ACT barrister struck off after throwing lawyers under the bus
The ACT Supreme Court found there was a “solid foundation” to remove a barrister and solicitor from the roll, including for his unfounded willingness to shift blame onto other practitioners.
The Supreme Court bench scrubbed Hugh Russell Ford’s name from the roll of legal practitioners after the ACT Civil and Administrative Tribunal (ACAT) found he engaged in 24 counts of professional misconduct and two counts of unsatisfactory professional conduct.
According to the recent judgment, Ford’s misconduct ranged from a failure to comply with the Law Society, recklessly making misleading statements in the Federal Circuit Court, and making unsubstantiated allegations of improper conduct against a judge.
Justice David Mossop, Justice Verity McWilliam and acting Judge Ann Ainslie-Wallace said Ford was in an “unfortunate position” because there was a “solid foundation” to justify the strike-off, and he demonstrated “no significant appreciation” of his misconduct.
“The combination of persistent failures to meet the standards required of a legal practitioner and the absence of insight into those failures compels the conclusion that he is not fit to remain on the roll,” Justices Mossop and McWilliams and acting Judge Ainslie-Wallace said.
In one of the most serious of his offences, Ford told a court another legal practitioner was responsible for his client’s failure to meet a protection visa deadline without “proper evidentiary basis”.
During oral submissions in July 2017, Ford said a migration agent made “every effort to lodge the application on time” but was allegedly thwarted by “two very experienced migration lawyers, who unfortunately let the applicant down in the most unprofessional way”.
He added: “The applicant is now suffering as a consequence of the poor professional practice of two other migration lawyers, one of which is highly respected and should have known better.
“The applicant’ really shouldn’t be punished, for want of a better word, for the actions of not one but two experienced migration lawyers.”
In submissions before ACAT, Ford’s representative acknowledged these submissions were “incorrect and unfounded”.
In a separate charge, Ford was found to have made further unsubstantiated allegations, this time against a judge of the Federal Circuit Court in a letter he wrote to the Chief Judge.
ACAT said the contents of the letter were not just “impermissibly offensive and discourteous”, but Ford had also made allegations “of the most serious kind against [the judge] in an improper attempt to damage his standing and reputation at the Federal Circuit Court”.
During proceedings before that same judge, Ford failed to comply with an order to file written submissions and later justified this by telling the judge these submissions would have been “otiose”.
In another example of his misconduct, Ford was found to have talked over a tribunal member, directed his client not to answer the member’s questions, pressed the member to recuse himself from the matter, and left the hearing with his client before it was concluded.
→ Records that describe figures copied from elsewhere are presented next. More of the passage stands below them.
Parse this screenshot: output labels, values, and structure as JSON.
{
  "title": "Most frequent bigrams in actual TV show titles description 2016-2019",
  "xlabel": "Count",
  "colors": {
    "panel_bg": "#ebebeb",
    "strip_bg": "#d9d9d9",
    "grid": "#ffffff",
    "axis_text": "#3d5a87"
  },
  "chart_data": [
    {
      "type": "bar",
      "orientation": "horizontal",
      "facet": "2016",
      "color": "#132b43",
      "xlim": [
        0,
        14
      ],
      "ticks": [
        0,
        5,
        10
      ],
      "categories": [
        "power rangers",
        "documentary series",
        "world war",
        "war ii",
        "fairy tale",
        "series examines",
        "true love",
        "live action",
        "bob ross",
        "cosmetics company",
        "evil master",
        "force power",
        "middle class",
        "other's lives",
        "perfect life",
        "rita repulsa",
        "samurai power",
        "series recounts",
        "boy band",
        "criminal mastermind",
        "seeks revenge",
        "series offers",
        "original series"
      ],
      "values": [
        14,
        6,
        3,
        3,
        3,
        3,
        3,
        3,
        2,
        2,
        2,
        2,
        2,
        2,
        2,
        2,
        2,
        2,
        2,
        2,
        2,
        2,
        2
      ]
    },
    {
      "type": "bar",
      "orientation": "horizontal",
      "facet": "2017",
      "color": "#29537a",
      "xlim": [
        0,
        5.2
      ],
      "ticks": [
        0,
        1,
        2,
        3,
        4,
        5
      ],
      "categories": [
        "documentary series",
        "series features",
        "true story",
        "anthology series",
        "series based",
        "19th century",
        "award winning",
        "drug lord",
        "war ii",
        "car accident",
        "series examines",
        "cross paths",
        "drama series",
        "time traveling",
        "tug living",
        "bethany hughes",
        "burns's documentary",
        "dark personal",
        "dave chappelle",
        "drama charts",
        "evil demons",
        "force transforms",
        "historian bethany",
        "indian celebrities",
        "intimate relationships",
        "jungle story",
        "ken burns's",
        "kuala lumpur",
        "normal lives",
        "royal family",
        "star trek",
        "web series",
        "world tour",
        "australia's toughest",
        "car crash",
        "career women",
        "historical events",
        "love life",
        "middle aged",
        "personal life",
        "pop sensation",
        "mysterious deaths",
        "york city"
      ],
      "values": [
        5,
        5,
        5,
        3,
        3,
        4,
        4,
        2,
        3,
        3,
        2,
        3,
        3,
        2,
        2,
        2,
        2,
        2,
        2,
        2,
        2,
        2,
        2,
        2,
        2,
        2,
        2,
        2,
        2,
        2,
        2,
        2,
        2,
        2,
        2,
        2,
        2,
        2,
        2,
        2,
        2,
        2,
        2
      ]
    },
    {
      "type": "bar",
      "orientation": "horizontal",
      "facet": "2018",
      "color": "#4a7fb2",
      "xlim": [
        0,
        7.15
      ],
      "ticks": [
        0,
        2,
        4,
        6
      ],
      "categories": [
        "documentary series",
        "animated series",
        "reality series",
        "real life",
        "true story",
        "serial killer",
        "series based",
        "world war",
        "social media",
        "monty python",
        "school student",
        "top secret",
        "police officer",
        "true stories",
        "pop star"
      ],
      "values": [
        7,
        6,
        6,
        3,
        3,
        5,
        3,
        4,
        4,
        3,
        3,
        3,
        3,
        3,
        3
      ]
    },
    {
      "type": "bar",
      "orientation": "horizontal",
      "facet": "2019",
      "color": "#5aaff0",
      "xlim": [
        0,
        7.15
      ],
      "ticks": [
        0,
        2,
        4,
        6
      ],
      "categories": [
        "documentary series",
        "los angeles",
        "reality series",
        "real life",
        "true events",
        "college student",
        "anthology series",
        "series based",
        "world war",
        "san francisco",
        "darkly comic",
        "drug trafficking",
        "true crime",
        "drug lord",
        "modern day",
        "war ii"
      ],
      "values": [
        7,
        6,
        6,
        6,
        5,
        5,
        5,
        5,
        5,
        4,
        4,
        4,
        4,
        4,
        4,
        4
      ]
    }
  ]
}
The “bizarre conduct” was found by ACAT to not only be “grossly offensive, incompetent and inexcusable”, but had the effect of denying his client “a real and meaningful opportunity” to have his case heard before the tribunal member and determined on its merits.
Ford was also found to have misappropriated money meant for a trust account by depositing it into an office account and pursued proceedings he knew, or should have known, had no prospects of success.
In his defence, Ford said he regretted his conduct but also maintained he had done nothing wrong on multiple occasions.
He also claimed he had been “justly punished up until now” and should not have his name removed from the roll.
Justices Mossop and McWilliams and acting Judge Ainslie-Wallace said the absence of insight comes despite complaints to the Law Society, initiation of proceedings in ACAT, a hearing and adverse determination, and two further adverse determinations on appeal.
In his submissions to the Supreme Court, Ford said there was nothing wrong with him commencing proceedings with no prospects of success because it had the collateral benefit of delaying the deportation process. He said his clients “would be grateful”.
When it was suggested to him this was an abuse of process, Ford claimed that although the courts may say there’s no prospect of success, this “doesn’t mean they don’t have prospects of success”.
He added that the reasons why the cases he ran were not successful “had nothing to do with the merits of the case”.
“Unfortunately, these exchanges tend to illustrate that he had very little understanding of his duty as a lawyer or of the institutional framework in which he was required to operate.
“This pointed quite strongly towards his unfitness to remain on the roll of legal practitioners.
“That such views were expressed many years after his practising certificate was cancelled, and after having gone through the long and difficult process in ACAT, points strongly to the indefinite nature of his unfitness to practise,” the Supreme Court bench said.
The case is Law Society v Ford (No 2) [2024] ACTSCFC (19 December 2024).
Naomi Neilson
Naomi Neilson is a senior journalist with a focus on court reporting for Lawyers Weekly.